The International Labour Organisation has adopted a new global standard on the creation of a social security floor aimed at stimulating aggregate demand and fostering social cohesion. The moral and pragmatic appeal of these measures, as opposed to the dominant approach underpinned by austerity, should be apparent to all governments anxious to avert another global economic crisis. Social protection measures have expanded in most of the 77 countries surveyed by the ILO and World Bank on policy responses to the global financial and economic crisis. Among these are major middle-income countries from the developing world, providing important lessons on responding to unforeseen consequences from the boom and bust economic cycles and volatile financial markets. Some of these states are said to have put in place effective arrangements with a modest investment of one to two per cent of their GDP. However, only 20 per cent of the world’s population has adequate social security cover and 50 per cent lack any protection at all, according to the ILO’s 2010-11 World Social Security Report. The ILO’s new Recommendation on Social Protection Floor sets nationally defined guarantees aimed at universal access to essential health care and minimum income security; especially during old-age, unemployment, work-place injury, invalidity and maternity. Such guarantees are a human right and an ethical imperative of governments.
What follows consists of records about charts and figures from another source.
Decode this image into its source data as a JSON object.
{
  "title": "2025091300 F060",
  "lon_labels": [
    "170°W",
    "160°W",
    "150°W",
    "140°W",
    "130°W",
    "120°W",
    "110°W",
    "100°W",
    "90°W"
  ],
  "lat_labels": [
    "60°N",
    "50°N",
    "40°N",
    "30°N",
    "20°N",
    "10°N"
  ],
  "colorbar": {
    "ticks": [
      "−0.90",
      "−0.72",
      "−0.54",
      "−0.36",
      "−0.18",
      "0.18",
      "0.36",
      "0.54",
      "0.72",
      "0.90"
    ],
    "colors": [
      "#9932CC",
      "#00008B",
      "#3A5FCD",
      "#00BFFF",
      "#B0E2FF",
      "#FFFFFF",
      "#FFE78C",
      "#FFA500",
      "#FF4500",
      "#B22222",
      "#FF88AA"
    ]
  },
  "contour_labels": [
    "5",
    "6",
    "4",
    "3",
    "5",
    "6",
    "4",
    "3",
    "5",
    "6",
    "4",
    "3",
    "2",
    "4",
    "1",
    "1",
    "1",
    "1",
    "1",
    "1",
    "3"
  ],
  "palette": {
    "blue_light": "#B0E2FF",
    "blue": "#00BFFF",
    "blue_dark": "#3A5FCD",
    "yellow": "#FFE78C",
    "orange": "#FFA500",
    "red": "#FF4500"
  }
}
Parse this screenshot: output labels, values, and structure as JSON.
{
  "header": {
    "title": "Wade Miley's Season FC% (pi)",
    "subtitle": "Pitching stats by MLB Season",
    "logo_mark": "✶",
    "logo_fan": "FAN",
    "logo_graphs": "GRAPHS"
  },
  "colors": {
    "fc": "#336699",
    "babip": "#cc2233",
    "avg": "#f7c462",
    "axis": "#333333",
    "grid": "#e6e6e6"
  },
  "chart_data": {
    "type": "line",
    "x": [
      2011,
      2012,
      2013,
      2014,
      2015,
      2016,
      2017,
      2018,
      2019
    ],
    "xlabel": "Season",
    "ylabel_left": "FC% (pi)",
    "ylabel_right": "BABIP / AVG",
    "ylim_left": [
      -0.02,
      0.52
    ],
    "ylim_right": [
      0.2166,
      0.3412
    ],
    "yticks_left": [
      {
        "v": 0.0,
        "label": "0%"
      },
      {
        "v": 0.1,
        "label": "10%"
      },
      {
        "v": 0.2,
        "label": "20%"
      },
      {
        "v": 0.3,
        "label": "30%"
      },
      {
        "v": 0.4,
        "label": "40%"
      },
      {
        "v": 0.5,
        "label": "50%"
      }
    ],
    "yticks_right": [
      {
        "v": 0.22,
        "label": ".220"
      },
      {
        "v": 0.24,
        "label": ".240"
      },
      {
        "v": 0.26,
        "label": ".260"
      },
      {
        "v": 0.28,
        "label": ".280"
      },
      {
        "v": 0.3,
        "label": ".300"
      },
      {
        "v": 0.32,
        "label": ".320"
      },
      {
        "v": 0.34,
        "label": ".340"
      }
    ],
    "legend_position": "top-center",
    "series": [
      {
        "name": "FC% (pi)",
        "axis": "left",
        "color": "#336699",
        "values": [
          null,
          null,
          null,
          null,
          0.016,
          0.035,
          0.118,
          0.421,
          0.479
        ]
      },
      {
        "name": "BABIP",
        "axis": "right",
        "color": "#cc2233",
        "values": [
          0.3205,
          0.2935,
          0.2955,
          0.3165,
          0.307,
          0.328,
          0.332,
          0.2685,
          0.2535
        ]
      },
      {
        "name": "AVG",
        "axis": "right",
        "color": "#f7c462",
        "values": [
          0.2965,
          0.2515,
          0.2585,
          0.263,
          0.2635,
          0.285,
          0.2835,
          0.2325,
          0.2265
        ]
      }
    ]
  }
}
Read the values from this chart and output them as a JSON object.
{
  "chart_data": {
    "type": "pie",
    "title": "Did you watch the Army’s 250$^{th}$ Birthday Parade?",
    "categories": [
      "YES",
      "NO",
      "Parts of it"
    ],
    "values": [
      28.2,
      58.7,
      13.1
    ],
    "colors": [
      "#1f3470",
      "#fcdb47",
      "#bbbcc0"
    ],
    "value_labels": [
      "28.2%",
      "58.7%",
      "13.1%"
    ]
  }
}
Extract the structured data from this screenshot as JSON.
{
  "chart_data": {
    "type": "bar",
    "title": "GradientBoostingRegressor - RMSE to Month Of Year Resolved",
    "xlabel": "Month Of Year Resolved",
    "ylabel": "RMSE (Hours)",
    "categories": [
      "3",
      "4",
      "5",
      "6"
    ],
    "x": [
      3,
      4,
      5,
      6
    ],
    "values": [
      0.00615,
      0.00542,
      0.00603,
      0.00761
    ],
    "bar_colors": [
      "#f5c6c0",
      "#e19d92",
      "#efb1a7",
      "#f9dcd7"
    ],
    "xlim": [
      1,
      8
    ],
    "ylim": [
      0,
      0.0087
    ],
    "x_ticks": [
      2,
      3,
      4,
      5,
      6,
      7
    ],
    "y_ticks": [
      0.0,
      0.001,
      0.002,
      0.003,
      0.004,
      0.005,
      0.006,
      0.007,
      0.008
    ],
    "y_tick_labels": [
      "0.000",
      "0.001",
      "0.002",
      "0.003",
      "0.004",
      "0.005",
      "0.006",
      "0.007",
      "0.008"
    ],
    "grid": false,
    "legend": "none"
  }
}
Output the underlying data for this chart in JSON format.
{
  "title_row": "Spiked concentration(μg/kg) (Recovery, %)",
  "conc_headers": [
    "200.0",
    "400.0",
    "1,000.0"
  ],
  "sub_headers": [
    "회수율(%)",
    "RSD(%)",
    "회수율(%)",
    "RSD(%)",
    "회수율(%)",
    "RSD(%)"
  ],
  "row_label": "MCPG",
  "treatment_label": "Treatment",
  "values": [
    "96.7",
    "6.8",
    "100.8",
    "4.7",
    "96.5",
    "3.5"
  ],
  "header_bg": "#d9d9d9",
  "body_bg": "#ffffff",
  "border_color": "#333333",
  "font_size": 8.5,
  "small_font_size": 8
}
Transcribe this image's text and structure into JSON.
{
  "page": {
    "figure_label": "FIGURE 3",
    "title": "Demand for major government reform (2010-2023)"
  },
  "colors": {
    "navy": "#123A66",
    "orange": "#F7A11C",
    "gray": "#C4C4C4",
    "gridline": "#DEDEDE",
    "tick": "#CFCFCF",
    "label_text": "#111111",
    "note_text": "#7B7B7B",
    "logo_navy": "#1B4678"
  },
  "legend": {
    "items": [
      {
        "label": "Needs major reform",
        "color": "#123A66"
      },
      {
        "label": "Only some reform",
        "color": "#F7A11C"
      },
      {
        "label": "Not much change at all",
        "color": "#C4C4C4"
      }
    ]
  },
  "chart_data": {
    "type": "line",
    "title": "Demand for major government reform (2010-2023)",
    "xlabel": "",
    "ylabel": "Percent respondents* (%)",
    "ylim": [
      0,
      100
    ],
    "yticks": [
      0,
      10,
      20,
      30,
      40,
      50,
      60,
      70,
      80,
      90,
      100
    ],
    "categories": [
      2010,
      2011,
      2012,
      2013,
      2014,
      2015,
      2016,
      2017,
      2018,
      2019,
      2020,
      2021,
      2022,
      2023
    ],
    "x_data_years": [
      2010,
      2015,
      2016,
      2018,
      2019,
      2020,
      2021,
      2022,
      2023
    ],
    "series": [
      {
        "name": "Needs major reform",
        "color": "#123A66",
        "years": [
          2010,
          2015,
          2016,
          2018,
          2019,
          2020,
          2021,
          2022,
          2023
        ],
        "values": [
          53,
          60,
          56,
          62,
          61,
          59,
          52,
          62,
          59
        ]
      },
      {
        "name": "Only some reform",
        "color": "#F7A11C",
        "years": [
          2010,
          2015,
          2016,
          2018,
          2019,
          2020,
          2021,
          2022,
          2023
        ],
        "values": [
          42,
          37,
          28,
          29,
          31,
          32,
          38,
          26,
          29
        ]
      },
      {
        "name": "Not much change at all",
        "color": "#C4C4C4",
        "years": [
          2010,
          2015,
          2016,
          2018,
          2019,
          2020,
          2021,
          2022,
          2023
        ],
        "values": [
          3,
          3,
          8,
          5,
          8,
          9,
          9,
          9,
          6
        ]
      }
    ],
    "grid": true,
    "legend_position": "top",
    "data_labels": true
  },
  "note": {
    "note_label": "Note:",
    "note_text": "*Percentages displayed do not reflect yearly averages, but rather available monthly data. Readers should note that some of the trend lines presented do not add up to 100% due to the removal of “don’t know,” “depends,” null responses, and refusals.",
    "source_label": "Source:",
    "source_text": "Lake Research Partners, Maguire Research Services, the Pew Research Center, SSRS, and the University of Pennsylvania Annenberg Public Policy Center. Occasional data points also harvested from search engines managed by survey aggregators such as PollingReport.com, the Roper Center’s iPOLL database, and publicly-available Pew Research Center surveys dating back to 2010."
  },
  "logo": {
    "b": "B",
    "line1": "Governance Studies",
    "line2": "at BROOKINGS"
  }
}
ILO Director-General Juan Somavia has rightly emphasised that social protection measures have the potential to generate demand in the economy, combat poverty, empower the vulnerable and ensure just, inclusive growth. Paradoxically though, European countries which have a long and enviable tradition of social protection have today emerged as unrelenting advocates of economic austerity. It is about time they effected a swift and effective course correction from a dogmatic emphasis on fiscal consolidation. Countries around the world are also committed to realising the United Nations Millennium Development Goals by 2015. Of these, those pertaining to basic health, removing illiteracy, maternal and infant mortality are the more critical human development indicators. Socially inclusive policies have a direct bearing upon the extent to which governments can realise these objectives. Therefore, the underlying importance of social protection in all of this can hardly be overstated.